Absolute v/s Relative Internal Linking
Friday, August 29th, 2008I researched about the pros and cons of absolute and relative internal linking and this is what I have understood from whatever I have read:
From an SEO perspective, it does not really matter whether we use absolute or relative internal links. A search engine’s visibility or the ranking for a page is not affected by an internal link showing the complete target path, say “www.domain.com/page.html” or simply a relative path, say “/page.html”. The reason for this being that search engines convert relative links into absolute links automatically.

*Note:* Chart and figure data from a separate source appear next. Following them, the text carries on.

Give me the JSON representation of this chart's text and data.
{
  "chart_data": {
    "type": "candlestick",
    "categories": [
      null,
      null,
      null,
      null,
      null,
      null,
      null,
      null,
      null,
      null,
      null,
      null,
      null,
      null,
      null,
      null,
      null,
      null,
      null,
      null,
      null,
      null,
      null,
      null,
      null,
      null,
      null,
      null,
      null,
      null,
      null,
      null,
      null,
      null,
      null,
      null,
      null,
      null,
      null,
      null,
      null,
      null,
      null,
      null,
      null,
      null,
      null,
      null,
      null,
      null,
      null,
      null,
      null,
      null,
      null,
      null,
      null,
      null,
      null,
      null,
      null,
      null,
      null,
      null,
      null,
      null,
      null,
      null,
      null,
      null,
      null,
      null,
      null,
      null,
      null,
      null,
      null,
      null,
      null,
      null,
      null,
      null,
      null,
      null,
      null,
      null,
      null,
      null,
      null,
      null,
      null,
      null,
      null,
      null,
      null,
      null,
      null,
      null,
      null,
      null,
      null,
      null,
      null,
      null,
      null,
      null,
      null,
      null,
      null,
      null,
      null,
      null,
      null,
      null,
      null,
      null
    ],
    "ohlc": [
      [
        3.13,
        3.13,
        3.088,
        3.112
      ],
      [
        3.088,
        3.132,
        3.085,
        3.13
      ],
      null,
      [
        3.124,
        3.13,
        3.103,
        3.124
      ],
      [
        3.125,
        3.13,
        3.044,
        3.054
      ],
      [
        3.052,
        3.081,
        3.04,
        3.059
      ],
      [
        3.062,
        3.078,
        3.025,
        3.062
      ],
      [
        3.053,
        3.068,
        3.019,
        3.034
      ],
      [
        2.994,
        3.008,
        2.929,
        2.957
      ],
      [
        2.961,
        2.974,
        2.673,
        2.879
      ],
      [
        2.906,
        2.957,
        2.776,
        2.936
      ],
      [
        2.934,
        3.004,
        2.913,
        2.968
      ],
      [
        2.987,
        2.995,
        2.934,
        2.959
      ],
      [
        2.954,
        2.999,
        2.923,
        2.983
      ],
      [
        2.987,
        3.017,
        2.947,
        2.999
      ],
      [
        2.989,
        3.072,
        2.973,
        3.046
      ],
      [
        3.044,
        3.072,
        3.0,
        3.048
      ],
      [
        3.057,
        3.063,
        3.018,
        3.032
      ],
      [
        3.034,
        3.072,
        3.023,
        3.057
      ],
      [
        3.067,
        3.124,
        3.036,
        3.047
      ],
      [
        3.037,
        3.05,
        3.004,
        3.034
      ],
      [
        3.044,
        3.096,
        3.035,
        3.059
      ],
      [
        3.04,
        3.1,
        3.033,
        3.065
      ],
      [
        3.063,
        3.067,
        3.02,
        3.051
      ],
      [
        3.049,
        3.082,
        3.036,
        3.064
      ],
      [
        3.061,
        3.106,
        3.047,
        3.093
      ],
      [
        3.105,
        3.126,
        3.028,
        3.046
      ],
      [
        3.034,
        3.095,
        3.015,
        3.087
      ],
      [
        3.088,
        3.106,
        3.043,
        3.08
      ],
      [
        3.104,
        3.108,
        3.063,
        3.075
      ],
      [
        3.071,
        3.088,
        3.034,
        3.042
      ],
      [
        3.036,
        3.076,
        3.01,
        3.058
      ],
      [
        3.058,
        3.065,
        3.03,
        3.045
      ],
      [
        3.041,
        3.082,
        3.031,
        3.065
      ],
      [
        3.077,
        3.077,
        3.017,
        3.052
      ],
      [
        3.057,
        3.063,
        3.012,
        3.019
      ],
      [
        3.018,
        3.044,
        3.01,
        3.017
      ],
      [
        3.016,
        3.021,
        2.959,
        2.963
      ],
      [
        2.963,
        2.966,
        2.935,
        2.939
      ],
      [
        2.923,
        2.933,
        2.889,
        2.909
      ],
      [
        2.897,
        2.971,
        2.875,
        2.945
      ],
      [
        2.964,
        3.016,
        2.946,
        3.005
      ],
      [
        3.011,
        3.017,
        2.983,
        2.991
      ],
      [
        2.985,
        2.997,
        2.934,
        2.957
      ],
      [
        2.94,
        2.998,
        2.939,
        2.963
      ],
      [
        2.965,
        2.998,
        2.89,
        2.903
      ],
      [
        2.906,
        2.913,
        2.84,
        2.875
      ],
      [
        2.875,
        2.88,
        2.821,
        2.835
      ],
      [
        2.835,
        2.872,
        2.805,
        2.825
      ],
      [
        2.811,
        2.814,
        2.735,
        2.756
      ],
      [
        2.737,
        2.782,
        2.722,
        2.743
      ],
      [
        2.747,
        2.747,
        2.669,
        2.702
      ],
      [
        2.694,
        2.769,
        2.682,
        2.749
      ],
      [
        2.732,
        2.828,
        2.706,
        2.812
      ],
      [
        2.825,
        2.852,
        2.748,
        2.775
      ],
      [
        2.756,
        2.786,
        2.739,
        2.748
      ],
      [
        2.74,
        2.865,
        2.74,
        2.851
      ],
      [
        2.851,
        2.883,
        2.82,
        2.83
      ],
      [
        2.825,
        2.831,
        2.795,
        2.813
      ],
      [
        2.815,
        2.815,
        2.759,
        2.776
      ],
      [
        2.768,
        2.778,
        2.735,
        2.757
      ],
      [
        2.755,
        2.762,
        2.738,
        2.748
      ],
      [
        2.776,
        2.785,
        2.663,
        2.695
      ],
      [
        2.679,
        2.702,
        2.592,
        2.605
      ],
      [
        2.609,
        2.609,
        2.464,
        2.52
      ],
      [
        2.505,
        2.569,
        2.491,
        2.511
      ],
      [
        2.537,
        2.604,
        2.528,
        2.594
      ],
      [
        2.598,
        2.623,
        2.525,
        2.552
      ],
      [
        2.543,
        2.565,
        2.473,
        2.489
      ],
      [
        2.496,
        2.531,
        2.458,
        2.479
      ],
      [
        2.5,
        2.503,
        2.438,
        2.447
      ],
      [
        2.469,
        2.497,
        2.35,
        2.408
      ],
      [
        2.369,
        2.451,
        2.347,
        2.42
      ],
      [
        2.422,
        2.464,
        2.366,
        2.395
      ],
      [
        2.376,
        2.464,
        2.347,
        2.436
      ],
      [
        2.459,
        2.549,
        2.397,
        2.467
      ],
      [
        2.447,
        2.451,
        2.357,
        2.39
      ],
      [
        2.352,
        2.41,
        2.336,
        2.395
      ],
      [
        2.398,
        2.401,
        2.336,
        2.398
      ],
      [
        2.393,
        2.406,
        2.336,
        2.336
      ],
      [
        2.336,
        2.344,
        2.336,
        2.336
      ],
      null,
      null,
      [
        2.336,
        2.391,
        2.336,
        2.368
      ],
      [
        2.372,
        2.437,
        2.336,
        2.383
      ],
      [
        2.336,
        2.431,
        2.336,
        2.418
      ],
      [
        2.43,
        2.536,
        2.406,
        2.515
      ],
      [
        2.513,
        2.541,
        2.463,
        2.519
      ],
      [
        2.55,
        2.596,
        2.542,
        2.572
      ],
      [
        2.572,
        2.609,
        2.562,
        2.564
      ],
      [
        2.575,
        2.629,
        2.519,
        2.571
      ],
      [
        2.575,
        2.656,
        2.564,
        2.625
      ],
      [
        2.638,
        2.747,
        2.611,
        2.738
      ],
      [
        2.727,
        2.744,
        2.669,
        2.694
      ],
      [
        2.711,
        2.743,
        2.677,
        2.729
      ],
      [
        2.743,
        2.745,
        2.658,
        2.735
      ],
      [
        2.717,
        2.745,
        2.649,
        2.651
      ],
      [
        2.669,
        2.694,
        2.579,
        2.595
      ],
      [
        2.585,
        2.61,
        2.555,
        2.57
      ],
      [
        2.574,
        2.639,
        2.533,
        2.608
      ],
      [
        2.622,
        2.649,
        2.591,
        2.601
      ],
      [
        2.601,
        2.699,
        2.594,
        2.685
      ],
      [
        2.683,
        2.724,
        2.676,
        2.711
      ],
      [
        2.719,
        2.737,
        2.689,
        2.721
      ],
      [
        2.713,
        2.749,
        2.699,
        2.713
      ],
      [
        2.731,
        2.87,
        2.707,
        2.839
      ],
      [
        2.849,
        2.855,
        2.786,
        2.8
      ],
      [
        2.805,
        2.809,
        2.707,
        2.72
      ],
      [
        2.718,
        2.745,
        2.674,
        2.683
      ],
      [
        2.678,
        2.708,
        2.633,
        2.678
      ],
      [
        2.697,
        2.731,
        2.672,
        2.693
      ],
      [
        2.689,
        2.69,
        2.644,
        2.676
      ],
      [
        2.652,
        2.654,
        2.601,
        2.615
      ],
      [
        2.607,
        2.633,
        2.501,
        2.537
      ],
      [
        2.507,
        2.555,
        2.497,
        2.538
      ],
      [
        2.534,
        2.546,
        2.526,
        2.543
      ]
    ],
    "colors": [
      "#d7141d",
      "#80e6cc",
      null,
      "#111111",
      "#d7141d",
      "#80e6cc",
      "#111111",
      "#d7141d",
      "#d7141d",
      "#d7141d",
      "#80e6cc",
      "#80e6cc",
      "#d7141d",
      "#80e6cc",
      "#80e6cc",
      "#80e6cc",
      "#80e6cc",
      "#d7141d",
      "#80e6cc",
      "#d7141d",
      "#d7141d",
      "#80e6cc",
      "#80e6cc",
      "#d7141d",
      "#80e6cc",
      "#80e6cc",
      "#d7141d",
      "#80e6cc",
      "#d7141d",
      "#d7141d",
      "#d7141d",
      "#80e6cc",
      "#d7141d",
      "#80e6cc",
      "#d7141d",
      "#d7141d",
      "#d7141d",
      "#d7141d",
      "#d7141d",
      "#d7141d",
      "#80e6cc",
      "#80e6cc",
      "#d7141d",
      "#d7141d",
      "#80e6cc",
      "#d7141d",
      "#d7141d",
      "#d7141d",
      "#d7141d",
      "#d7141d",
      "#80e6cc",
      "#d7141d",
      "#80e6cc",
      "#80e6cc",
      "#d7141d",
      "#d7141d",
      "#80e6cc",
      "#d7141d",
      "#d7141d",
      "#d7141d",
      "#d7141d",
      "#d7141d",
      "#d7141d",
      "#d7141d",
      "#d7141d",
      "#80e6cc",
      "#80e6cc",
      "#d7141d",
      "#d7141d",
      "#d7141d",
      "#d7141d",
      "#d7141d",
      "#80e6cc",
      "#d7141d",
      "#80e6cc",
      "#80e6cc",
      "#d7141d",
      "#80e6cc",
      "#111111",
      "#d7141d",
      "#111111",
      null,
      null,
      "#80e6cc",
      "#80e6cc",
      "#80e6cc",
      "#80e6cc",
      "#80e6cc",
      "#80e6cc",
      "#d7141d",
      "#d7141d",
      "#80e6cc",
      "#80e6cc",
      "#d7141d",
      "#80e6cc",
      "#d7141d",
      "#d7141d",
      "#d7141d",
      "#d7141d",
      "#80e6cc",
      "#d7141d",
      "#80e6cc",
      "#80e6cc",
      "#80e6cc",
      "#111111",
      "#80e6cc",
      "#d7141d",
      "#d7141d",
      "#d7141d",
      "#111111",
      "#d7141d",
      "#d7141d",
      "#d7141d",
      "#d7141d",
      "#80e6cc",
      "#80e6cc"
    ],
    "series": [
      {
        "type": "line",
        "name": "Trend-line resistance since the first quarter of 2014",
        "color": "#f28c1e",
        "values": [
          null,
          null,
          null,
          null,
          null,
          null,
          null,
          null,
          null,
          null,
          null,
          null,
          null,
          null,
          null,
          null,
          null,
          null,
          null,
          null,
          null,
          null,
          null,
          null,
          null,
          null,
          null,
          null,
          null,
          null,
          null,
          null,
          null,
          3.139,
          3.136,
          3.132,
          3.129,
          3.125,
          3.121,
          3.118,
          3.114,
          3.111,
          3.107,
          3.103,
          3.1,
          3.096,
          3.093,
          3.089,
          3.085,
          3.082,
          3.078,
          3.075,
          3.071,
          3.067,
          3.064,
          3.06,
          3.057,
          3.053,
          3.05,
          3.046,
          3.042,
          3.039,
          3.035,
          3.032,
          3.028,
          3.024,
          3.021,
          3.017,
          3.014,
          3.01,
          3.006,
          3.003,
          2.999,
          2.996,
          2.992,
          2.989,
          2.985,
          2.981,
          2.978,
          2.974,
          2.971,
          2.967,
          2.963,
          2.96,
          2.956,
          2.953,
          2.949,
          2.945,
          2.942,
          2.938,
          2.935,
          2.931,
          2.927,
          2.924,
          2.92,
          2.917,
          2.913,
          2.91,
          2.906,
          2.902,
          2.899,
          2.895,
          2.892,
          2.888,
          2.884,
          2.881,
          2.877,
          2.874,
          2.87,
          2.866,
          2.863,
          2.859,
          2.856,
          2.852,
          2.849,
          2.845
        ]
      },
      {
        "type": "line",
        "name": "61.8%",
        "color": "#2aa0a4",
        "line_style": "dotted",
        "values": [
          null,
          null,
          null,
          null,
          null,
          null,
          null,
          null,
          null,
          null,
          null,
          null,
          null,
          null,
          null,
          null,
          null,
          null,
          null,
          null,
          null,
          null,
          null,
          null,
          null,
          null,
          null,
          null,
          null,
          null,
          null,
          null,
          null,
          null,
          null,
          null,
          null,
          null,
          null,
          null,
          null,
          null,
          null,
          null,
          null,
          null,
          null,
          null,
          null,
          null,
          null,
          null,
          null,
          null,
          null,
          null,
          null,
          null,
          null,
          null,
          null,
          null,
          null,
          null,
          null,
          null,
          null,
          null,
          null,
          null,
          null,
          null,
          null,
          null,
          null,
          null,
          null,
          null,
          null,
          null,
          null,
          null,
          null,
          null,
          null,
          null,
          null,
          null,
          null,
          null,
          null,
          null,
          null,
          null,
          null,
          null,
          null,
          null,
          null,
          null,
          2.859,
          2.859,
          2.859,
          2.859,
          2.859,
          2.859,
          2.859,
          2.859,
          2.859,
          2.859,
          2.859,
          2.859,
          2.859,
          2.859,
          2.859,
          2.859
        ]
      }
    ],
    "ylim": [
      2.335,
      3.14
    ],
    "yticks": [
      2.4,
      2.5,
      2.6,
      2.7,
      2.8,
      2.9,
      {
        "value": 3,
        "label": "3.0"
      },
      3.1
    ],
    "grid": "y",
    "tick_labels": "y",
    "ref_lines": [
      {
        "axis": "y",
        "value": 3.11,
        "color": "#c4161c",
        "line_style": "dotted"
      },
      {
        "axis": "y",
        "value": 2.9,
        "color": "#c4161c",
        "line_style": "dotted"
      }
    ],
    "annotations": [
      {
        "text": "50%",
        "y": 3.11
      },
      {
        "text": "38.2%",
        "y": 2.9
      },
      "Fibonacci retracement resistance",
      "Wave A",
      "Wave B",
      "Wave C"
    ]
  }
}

However , I shall enlist a few advantages of using either of the two options:
Points In Favor Of Absolute Internal Linking
- Suppose an external page links to your website using “domain.com” instead of “www.domain.com”. In that case, there is the possibility of a spider following that link and then indexing pages of the website as “domain.com/page.html” instead of “www.domain.com/page.html”. Now, for some reason if the search engine decides that it indexes your pages for “domain.com” and not with “www.domain.com”, in that case, you could suddenly lose rankings for all the keywords for “www.domain.com”. This case is highly circumstantial and chances of the search engines behaving in the way described above is almost negligible.
- Another circumstantial case is when someone downloads a copy of your entire website content and puts it up on his/her domain. If the person assumes that the internal linking is relative, he/she will not bother to change the internal link target paths, whereas if the internal links are absolute links, they shall still be linking to pages on your website and using webstats, you can actually get to know whether your content is being copied or not.
- A very valid point in favor of absolute links is when one is trying to optimize a PDF file. Generally, people download a PDF file onto their desktop and also e-mail them. It is very important to know that spiders crawl links in a PDF file too. Now, suppose you have to downloaded a PDF file onto your desktop. If the internal link in the content is relative, then the page shall not be loaded. Of course, spiders do not download PDF files but still, using relative internal linking hampers the usability factor in this case.
Points In Favor Of Relative Internal Linking
- There is only one critical point in favor of relative internal links, better usability. A shorter code means lesser download time and the page being displayed faster. Target pages from absolute links take more time to load and hence, from a usability point of view, it is a huge disadvantage. Spiders are not affected by download times but humans are. If a page takes too long to download, you’ll simply hit the cancel button and this can be a major problem for conversions.
Overall, it is pretty obvious that relative internal linking would be the preferred option for an SEO campaign because of its usability advantage.